Gedung Mahkamah Konstitusi/Net
Sejumlah ketentuan dalam Kitab Undang-Undang Hukum Pidana (KUHP) yang dianggap sebagai pasal karet, akhirnya disepakati Mahkamah Konstitusi (MK) untuk dihapus.
Hal tersebut diputuskan dalam Sidang Pembacaan Putusan Nomor 78/PUU-XXI/2023, di Ruang Sidang Utama MK, Jalan Medan Merdeka Barat, Jakarta Pusat, Kamis (21/3).
"Dalam pokok permohonan, mengabulkan permohonan para Pemohon untuk sebagian. Menyatakan Pasal 14 dan Pasal 15 Undang-Undang Nomor 1 Tahun 1946 tentang Kitab-Kitab Undang-Undang Hukum Pidana bertentangan dengan Undang-Undang Dasar Negara Republik Indonesia Tahun 1945 dan tidak mempunyai kekuatan hukum mengikat," ujar Ketua MK Suhartoyo membacakan amar putusan.
Disampaikan Hakim Konstitusi Arsul Sani, pertimbangan hukum MK menerima permohonan Pemohon perkara yang dalam hal ini Haris Azhar dan Fatiah, adalah dalil hukum yang diajukan.
Disebutkan Arsul, Pasal 14 dan 15 KUHP yang intinya mengatur larangan menyiarkan berita atau pemberitahuan bohong dan “kabar yang tidak pasti atau kabar yang berkelebihan”, dianggap dapat menjadi pemicu terhadap sifat norma pasal-pasal a quo menjadi "pasal karet" yang dapat menciptakan ketidakpastian hukum.
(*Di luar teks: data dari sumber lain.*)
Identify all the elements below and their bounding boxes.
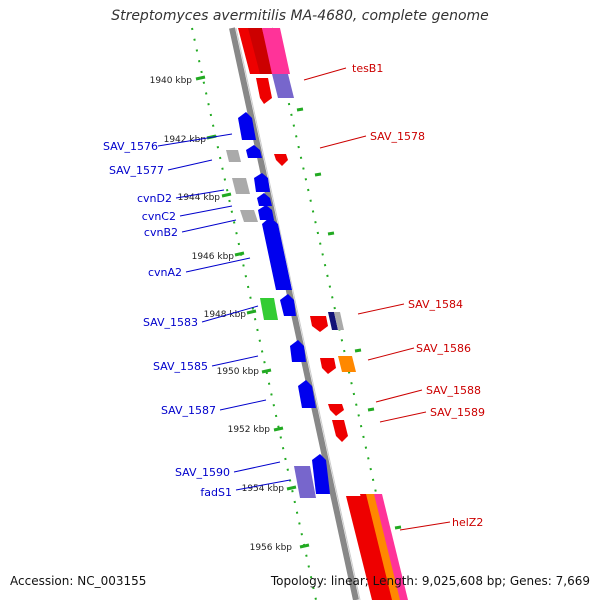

Sementara jika mengacu Kamus Besar Bahasa Indonesia (KBBI), yang dimaksud "pasal karet" adalah pasal dalam undang-undang yang tidak jelas tolok ukurnya.
Terlebih, MK menilai dalam perkembangan teknologi informasi seperti saat ini, masyarakat dapat memperoleh informasi dengan mudah dan cepat tanpa mengetahui apakah berita yang diperoleh adalah berita bohong atau berita benar dan berita yang berkelebihan.
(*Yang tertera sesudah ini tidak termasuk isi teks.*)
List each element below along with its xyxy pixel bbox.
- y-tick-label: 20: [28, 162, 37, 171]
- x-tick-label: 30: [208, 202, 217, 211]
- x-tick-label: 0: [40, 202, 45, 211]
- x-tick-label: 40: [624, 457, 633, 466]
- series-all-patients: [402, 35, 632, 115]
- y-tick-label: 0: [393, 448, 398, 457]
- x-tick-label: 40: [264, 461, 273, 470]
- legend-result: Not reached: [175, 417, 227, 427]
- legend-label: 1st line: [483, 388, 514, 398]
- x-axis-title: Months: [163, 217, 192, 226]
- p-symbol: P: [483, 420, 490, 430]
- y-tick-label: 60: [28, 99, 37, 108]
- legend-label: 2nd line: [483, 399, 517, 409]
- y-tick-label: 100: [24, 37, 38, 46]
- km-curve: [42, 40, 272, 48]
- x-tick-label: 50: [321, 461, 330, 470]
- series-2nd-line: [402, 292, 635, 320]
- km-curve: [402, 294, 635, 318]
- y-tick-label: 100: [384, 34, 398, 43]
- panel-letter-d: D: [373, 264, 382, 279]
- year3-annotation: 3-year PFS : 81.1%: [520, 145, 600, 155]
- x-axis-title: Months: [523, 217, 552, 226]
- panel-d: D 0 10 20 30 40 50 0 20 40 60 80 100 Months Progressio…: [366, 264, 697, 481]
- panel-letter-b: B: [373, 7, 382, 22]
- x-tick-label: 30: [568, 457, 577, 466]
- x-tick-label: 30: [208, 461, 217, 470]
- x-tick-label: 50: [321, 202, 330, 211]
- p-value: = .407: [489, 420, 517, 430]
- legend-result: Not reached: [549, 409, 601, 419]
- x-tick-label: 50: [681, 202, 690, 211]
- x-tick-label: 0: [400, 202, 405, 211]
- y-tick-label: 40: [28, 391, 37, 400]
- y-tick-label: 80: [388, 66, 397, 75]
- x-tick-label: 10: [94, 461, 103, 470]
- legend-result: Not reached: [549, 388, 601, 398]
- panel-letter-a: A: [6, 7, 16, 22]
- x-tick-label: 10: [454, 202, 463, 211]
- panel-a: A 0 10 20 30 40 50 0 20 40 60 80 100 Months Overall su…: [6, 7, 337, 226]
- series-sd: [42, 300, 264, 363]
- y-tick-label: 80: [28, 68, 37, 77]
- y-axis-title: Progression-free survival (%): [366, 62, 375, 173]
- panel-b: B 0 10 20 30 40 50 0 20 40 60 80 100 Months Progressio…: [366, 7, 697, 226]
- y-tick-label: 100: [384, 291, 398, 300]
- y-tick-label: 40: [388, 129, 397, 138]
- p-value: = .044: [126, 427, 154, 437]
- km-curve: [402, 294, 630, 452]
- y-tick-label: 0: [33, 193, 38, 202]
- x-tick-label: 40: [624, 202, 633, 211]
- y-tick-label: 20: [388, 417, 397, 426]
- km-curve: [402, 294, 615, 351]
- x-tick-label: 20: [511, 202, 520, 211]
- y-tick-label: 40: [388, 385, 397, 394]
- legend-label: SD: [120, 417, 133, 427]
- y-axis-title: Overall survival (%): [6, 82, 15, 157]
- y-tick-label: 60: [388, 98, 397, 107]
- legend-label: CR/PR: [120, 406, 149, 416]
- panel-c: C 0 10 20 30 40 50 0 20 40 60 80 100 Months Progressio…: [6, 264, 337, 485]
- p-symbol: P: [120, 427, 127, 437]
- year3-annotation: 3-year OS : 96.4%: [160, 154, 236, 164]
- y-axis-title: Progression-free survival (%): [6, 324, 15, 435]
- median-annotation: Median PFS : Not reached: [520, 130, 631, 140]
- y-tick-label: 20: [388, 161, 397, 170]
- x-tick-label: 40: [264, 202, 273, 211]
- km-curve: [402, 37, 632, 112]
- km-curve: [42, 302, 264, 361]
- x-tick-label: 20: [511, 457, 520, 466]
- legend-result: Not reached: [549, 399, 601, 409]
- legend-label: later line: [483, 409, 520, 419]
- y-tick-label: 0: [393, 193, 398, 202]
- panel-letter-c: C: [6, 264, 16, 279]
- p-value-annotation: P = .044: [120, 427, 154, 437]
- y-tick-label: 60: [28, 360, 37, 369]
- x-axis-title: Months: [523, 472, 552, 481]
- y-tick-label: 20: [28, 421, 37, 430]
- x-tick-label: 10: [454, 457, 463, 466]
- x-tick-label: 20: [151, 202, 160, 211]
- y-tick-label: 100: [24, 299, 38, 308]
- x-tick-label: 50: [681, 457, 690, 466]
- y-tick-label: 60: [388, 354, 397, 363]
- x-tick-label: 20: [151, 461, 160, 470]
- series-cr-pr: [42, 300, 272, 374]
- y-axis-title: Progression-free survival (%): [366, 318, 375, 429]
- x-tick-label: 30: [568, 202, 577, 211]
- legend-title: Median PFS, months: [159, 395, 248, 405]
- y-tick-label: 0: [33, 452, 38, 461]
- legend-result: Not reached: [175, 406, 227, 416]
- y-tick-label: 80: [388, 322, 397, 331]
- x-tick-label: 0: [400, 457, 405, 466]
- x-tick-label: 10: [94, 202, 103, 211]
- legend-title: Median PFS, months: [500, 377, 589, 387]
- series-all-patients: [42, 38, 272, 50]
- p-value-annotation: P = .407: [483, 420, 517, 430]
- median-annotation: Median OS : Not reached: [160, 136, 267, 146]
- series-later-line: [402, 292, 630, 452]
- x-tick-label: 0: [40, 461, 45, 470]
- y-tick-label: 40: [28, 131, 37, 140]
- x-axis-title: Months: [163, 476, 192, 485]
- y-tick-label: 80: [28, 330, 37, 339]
"Sehingga berita dimaksud tersebar dengan cepat kepada masyarakat luas yang hal demikian dapat berakibat dikenakannya sanksi pidana kepada pelaku dengan mendasarkan pada ketentuan Pasal 14 dan Pasal 15 UU 1/1946 tersebut," ucap Arsul.
Menurut MK, lanjut Arsul, terdapat ketidakjelasan terkait ukuran atau paramater yang menjadi batas bahaya dari tersebarnya berita bohong. Terutama, terkait apakah dapat menciptakan keonaran sehingga dapat diartikan sebagai kerusuhan yang membahayakan negara.
Oleh karena itu, ditegaskannya, penggunaan kata keonaran dalam ketentuan Pasal 14 dan Pasal 15 KUHP berpotensi menimbulkan multitafsir, karena antara kegemparan, kerusuhan, dan keributan memiliki gradasi yang berbeda-beda, demikian pula akibat yang ditimbulkan.
"Dengan demikian, terciptanya ruang ketidakpastian karena multitafsir tersebut akan berdampak pada tidak jelasnya unsur-unsur yang menjadi parameter atau ukuran dapat atau tidaknya pelaku dijerat dengan tindak pidana," demikian Arsul menambahkan.
Ditambahkan Hakim Konstitusi Enny Nurbaningsih, menyampaikan penilaian tentang unsur "onar atau keonaran" yang termuat dalam Pasal 14 KUHP sudah tidak relevan lagi dengan perkembangan zaman dan teknologi informasi saat ini.
Dia memandang, masyarakat sudah memiliki akses yang luas dan mudah terhadap informasi melalui berbagai media, khususnya media sosial. Sehingga dinamika yang terjadi dalam mengeluarkan pendapat dan kritik berkenaan dengan kebijakan pemerintah di ruang publik, adalah dinamika demokrasi.
"Berdasarkan uraian pertimbangan hukum tersebut di atas, menurut Mahkamah dengan adanya rumusan norma Pasal 14 dan Pasal 15 UU 1/1946 yang luas dan tidak jelas sehingga dapat diartikan secara tidak terbatas dan beragam," tuturnya.
"(Itu) telah menyebabkan pasal a quo bertentangan dengan Pasal 28D ayat (1) UUD 1945 yang tidak memberikan pengakuan, jaminan, perlindungan, dan kepastian hukum yang adil serta perlakuan yang sama di hadapan hukum bagi setiap warga negara," sambung Enny.